Figures released by the Department show that the site, which tracks the average weekly beef prices paid by the country's 24 beef exporting factories, received 16,237 'hits' since going live.
The setting up of the information site was one of the recommendations to emerge from the round-table discussions on the beef crisis which was convened by the Minister for Agriculture, Simon Coveney.
He said the service would deliver greater transparency of beef prices and marked a milestone in the list of commitments from the talks.
However, Eddie Punch of the ICSA said that while he was impressed by the number of 'hits' the site had received, he was unimpressed by its content.

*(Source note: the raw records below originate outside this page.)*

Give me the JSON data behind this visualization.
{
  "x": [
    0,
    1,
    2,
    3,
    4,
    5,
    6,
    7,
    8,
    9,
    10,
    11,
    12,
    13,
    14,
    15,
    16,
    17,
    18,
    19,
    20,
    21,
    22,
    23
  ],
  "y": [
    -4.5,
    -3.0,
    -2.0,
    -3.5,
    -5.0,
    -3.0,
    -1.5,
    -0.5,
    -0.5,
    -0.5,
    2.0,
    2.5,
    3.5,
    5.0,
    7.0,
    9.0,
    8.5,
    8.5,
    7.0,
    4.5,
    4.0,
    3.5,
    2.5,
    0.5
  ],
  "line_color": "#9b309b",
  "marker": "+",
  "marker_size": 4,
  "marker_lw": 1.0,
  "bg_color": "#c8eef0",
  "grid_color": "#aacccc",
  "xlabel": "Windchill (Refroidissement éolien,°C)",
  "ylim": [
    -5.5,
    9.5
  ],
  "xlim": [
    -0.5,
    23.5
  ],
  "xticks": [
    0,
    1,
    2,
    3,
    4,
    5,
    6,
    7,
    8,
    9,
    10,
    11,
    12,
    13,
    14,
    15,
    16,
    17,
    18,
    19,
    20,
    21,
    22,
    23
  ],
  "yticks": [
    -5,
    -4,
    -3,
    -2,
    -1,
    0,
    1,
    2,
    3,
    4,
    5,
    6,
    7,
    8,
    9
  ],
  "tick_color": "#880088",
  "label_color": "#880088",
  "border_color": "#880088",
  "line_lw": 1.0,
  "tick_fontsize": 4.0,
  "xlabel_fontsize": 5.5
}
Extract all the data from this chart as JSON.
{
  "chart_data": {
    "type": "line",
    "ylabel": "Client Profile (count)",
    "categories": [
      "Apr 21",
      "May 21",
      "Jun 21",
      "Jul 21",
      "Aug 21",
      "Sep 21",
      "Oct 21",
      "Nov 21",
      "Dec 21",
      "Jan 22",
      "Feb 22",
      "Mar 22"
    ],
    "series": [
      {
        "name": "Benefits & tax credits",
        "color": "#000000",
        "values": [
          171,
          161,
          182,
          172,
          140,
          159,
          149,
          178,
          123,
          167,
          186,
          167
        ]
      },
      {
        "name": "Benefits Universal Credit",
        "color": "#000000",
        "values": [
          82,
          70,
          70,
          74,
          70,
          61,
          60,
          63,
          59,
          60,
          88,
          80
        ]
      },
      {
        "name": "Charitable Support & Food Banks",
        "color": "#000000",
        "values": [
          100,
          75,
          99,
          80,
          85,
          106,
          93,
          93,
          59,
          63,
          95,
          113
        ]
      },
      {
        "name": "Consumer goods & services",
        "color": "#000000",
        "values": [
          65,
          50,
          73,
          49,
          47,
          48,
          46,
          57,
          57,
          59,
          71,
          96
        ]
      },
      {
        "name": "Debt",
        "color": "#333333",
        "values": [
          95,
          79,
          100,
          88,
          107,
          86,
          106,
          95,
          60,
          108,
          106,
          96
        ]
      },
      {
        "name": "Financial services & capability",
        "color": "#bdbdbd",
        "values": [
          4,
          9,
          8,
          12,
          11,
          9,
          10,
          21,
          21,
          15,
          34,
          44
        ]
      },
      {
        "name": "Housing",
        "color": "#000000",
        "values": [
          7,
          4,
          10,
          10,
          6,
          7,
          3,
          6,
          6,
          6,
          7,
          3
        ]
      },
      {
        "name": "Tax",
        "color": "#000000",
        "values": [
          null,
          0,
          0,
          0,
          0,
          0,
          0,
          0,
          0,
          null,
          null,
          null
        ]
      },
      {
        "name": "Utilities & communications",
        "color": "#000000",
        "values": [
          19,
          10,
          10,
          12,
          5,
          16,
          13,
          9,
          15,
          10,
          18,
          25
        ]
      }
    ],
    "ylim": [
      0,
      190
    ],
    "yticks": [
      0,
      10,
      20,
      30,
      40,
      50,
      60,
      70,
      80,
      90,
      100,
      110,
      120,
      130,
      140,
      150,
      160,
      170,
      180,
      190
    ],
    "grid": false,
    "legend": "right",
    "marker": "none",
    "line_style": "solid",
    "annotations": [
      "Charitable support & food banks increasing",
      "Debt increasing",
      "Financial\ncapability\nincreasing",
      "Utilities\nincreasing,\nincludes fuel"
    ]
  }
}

"The site only gives the average price paid for the various grades paid by individual meat factories but not the lowest or highest price paid by the factories,'' Mr Punch said.
"After reading all the average prices from all the factories across the country on this site, all you are really ready for is bed,'' he added.
Various beef farming sources also wondered about the omission of the highest and lowest prices paid by the factories.
The IFA also called for greater transparency in the beef prices logged on the Department of Agriculture's beef app.
"The missing link in the supply chain is wholesale price or the prices for which the factories sell beef products to the retailers," said Henry Burns, IFA livestock chairman.
"IFA has asked Minister Coveney and Bord Bia to supply these prices in order that there can be price transparency in the supply chain," added Mr Burns.